When dealing with the lending world, it can sometimes feel like everyone is speaking a foreign language. Learning the following key mortgage terms can help the process go more smoothly.

• Appraisal: A written analysis of the estimated value of a property, as prepared by a qualified appraiser. The lender uses this in determining your qualification for a loan.

• Closing: The meeting where the lender, homebuyer and seller meet to complete the sale and mortgage process. After closing, the home officially belongs to the buyer.

• Closing costs: This mortgage term refers to the money paid at closing to the lender. It includes a loan origination fee, points, appraisal fee, title search and insurance, survey, taxes, deed recording fee, credit report charge and other costs assessed at settlement. The closing costs are usually about 2 percent to 6 percent of the mortgage amount.

• Credit report: A report of your credit history that a lender uses to determine your creditworthiness. It shows your history of borrowing and repaying money.

• Down payment: The amount of cash a homebuyer pays to make up the difference between the purchase price (plus closing costs and fees) and the mortgage amount. Usually, 20 percent of the purchase price is the required down payment to avoid having to pay for private mortgage insurance.
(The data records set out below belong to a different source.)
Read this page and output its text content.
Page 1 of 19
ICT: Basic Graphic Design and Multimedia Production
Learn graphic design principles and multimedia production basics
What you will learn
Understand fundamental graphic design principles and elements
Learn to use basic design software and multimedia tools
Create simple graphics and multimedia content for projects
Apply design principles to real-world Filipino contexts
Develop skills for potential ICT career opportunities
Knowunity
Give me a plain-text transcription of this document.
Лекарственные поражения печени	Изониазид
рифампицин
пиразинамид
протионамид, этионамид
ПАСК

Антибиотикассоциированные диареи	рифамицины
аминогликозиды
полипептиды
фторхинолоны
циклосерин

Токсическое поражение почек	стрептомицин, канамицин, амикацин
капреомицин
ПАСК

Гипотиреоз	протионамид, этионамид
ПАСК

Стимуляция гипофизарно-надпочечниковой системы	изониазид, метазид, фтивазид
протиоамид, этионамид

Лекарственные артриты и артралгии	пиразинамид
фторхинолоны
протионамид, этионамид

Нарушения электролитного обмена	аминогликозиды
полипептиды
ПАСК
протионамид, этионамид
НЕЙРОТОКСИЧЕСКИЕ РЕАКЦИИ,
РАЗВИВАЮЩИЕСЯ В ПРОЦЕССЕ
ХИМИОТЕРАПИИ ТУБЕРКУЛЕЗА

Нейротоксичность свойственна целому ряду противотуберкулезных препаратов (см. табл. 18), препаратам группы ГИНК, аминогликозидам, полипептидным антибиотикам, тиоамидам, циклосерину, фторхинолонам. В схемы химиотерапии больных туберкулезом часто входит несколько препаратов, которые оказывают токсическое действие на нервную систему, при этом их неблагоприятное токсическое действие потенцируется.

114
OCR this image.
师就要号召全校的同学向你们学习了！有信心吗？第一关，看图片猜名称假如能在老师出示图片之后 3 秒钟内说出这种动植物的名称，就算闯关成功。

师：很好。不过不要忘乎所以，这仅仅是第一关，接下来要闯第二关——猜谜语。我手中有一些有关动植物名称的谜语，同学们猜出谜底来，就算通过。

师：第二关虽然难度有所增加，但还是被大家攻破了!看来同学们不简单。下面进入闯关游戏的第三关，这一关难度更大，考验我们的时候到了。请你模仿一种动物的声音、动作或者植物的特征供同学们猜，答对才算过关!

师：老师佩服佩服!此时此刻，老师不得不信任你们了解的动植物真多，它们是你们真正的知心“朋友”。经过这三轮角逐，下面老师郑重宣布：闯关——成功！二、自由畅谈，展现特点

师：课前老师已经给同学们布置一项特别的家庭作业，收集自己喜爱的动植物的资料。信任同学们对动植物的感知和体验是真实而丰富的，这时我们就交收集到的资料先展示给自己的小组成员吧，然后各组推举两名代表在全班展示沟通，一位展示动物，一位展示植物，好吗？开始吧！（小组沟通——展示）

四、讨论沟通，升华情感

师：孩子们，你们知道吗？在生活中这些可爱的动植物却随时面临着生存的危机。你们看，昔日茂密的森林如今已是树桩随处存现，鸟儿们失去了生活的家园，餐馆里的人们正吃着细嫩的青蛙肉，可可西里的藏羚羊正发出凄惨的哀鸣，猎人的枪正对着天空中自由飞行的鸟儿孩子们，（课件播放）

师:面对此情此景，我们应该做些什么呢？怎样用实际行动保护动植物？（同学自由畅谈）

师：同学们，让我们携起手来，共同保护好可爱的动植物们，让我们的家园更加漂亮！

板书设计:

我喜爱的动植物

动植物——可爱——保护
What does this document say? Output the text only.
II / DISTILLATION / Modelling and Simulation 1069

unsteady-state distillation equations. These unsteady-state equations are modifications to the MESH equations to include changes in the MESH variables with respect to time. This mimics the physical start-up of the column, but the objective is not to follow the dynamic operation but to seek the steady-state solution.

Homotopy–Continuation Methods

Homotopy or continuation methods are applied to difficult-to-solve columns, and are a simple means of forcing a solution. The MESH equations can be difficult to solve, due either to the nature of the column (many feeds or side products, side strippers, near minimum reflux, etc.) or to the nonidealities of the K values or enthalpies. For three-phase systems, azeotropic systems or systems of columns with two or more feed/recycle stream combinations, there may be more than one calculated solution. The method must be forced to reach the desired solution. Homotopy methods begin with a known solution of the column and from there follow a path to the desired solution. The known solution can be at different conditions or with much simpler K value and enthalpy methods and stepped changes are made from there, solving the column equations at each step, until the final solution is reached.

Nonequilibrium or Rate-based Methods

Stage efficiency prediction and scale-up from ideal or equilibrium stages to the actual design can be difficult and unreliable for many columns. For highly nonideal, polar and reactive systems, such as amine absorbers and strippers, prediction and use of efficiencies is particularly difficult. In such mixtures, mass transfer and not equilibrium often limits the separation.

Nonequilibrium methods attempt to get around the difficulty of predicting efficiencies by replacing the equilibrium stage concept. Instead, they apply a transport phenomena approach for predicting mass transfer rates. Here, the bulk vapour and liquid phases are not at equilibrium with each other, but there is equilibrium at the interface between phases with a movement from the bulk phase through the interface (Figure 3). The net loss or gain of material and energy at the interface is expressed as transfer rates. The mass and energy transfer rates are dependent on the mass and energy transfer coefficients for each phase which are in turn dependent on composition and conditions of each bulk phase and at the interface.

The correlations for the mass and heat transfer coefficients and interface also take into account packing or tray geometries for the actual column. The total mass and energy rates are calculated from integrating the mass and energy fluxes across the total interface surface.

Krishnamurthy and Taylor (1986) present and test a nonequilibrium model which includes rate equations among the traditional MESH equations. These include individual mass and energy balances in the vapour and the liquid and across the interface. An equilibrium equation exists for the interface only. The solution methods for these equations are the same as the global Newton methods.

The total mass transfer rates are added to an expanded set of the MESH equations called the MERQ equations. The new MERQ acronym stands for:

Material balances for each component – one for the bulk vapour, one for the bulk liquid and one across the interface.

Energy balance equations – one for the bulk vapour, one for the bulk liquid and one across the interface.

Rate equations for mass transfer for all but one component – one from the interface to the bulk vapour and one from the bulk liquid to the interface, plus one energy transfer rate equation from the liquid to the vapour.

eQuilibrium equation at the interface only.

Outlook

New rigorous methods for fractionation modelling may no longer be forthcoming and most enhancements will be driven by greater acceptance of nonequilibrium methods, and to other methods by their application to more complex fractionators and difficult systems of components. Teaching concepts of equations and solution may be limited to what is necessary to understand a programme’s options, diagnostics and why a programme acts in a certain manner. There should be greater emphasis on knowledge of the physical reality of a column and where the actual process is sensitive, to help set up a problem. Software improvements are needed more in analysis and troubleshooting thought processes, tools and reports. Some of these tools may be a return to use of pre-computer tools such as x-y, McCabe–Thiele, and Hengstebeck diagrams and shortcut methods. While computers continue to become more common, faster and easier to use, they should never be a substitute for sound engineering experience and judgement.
• Equity: The difference between the fair market value of your home and the current amount left on your mortgage. It is also referred to as the owner’s interest.

• Interest rate: The annual interest on a loan, based on a percentage of 100. The lower your interest rate, the lower your monthly payment.

• Lock-in: A guarantee from a lender that you will be granted a certain interest rate for a specific time period, such as thirty days prior to closing.

• Mortgage refinancing: When you pay off one mortgage with the proceeds from another, you are refinancing. You may do this to get a better interest rate, change your mortgage product, change the terms of your mortgage, get money to renovate your home, or to pay off debt.

• Origination fee: The fee charged by a lender for processing a loan.

• Points: An amount that can be paid to a lender to lower the interest rate on your loan at closing. Each point is equal to 1 percent of the loan amount (e.g. two points on a $200,000 mortgage would cost $4,000).

• Pre-approval: Getting pre-approved for a mortgage requires that you complete a mortgage application and supply a lender with all the necessary documentation to check your financial background and credit rating. You will then be told the exact mortgage amount for which you are approved.

• Pre-qualification: Occurs when a lender estimates what size loan, usually a mortgage, you can afford. A prequalification estimate is non-binding.

• Principal: The amount of debt, not counting interest, left on a loan.

• Private mortgage insurance (PMI): If you put less than 20 percent down on a home, lenders often require you to take out private mortgage insurance (PMI). It is typically added to your monthly mortgage payment and protects the lender in the event that you default on the loan.

• Term: The time period for your loan.

• Title: The document that shows ownership of the property.